4:43. Грач каркнул в степи, одинокий. Скоро нахлынут, загалдят. А пока — только гул пошел с «железки»: перестук колесный, неотчетливый, сплошной. Но это так, отвод ушей, а главное-то где-то тут рвется, иначе что меня разбудило, подняло? Но все еще не слышу его. Звук, как солнце, — уже рядом, но еще не тут.

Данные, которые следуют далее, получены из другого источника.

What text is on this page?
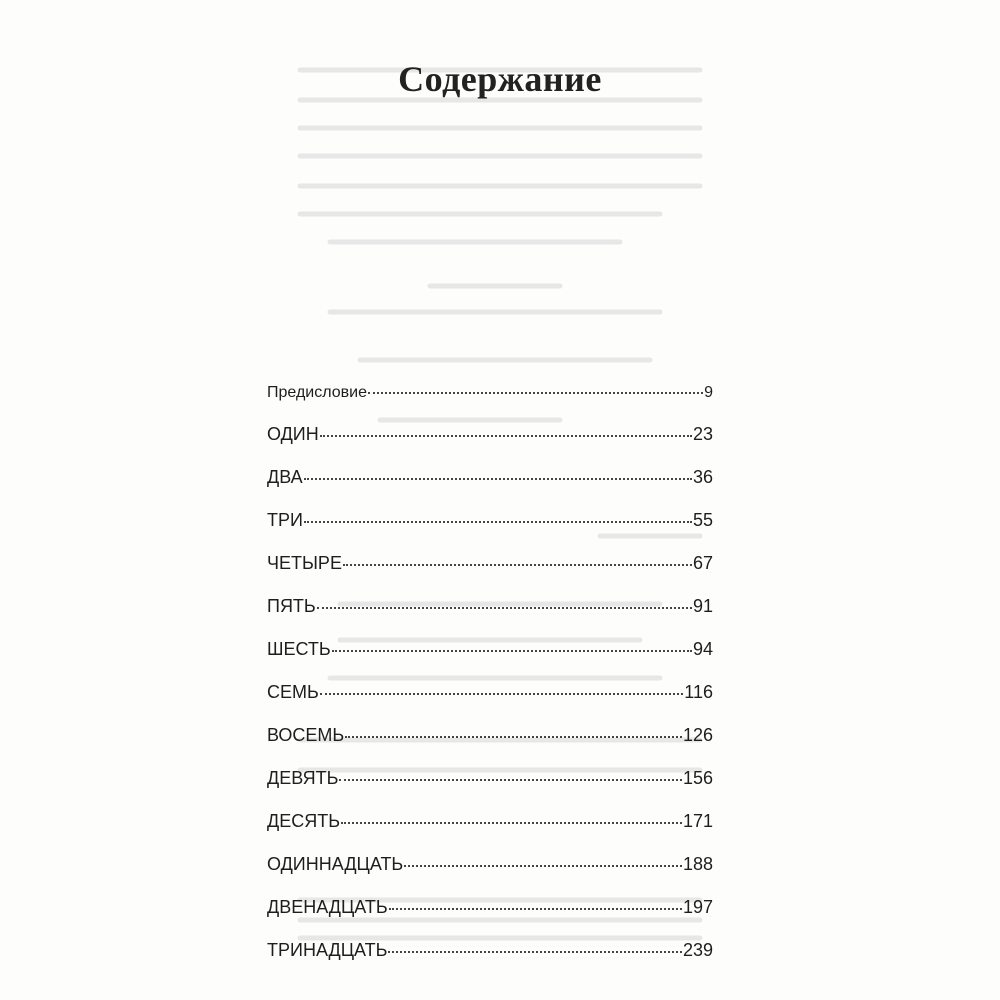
Содержание
Предисловие	9
ОДИН	23
ДВА	36
ТРИ	55
ЧЕТЫРЕ	67
ПЯТЬ	91
ШЕСТЬ	94
СЕМЬ	116
ВОСЕМЬ	126
ДЕВЯТЬ	156
ДЕСЯТЬ	171
ОДИННАДЦАТЬ	188
ДВЕНАДЦАТЬ	197
ТРИНАДЦАТЬ	239
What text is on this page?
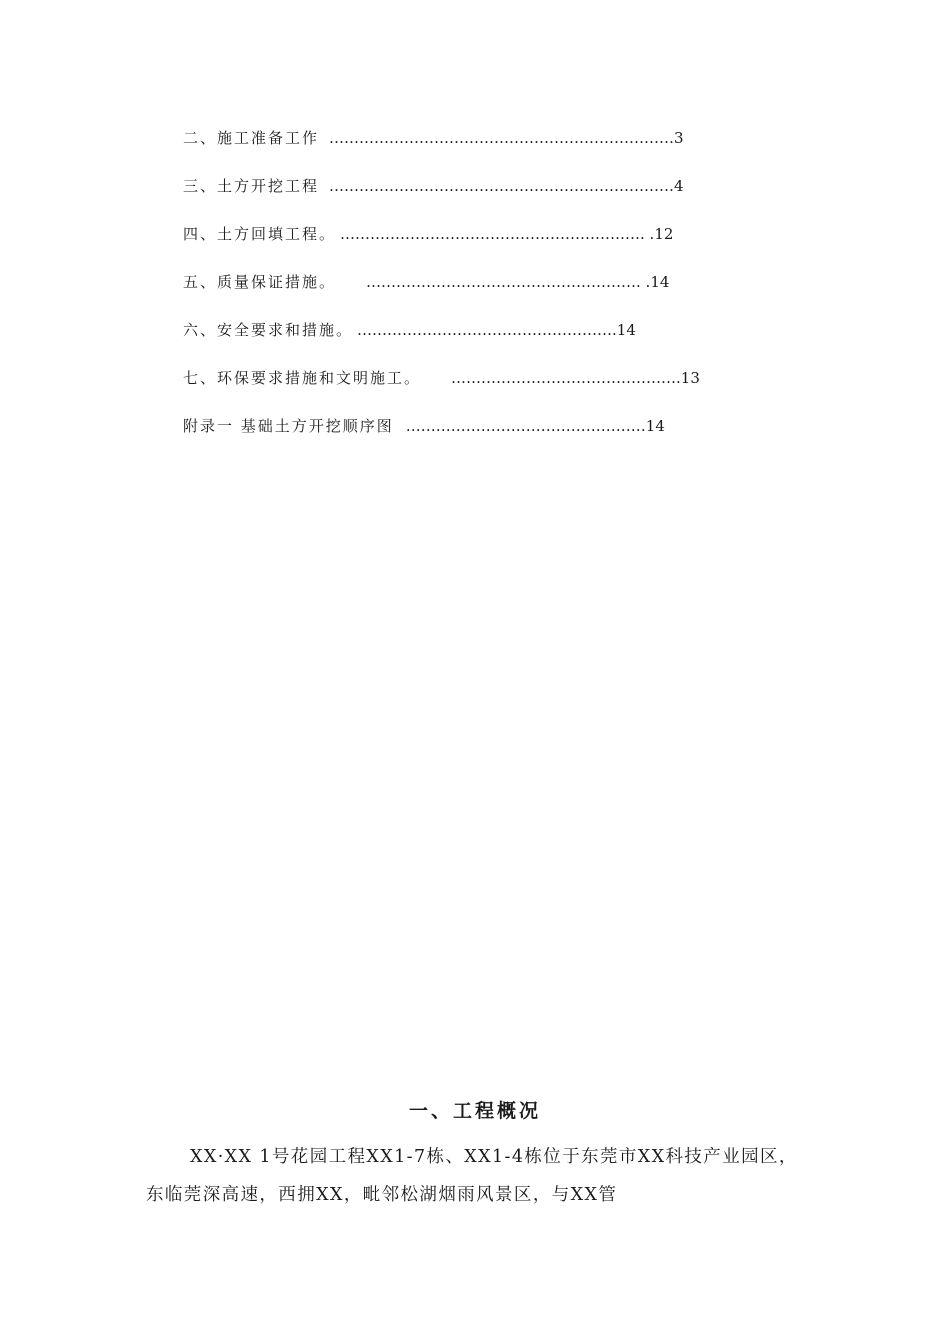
二、施工准备工作 ……………………………………………………………3
三、土方开挖工程 ……………………………………………………………4
四、土方回填工程。 ……………………………………………………. .12
五、质量保证措施。 ………………………………………………. .14
六、安全要求和措施。 …………………………………………….14
七、环保要求措施和文明施工。 ……………………………………….13
附录一 基础土方开挖顺序图 …………………………………………14
一、工程概况

XX·XX 1号花园工程XX1-7栋、XX1-4栋位于东莞市XX科技产业园区，东临莞深高速，西拥XX，毗邻松湖烟雨风景区，与XX管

Солнце взошло уж, но на востоке холм возле города — он заслоняет. Оттого у нас каждый рассвет — рассеянный, все вдруг таким золотым становится, как будто золотой светофильтр к глазам приставило. У С. Н. икона есть, она при таком свете вся золотым сиянием берется и сама с тобой говорит. Хорошо в такую ночь — раз солнце не взошло, и луча нет, ночь еще, — молиться, да не о чем. Разве что сказать «спасибо», молча. Все есть ведь. Деревья и трава неподвижны, и я у них учусь. Красный цвет первым прорезался, мне видно. То есть не видно, а так, бликует в комнате что-то, алая полоса реет, хитон, что ли. Какие-то дребезги по воздуху пошли, будто лучи себе дорогу пробивают. На всех предметах позолота, пыльца такая, что возьмись — и все на пальцах останется. Но я ни за что браться не хочу, я сам в позолоту хочу. Только пошевелиться боюсь, — если дрогну, хоть мизинцем, звуку уже не проколоться ко мне через это все: грачей, ходики, стук колесный, и как дышим мы; я молчать должен. А меня так и рвет — снять все с себя и бежать в лучи, под первое солнце. Я только знака жду. Вступления.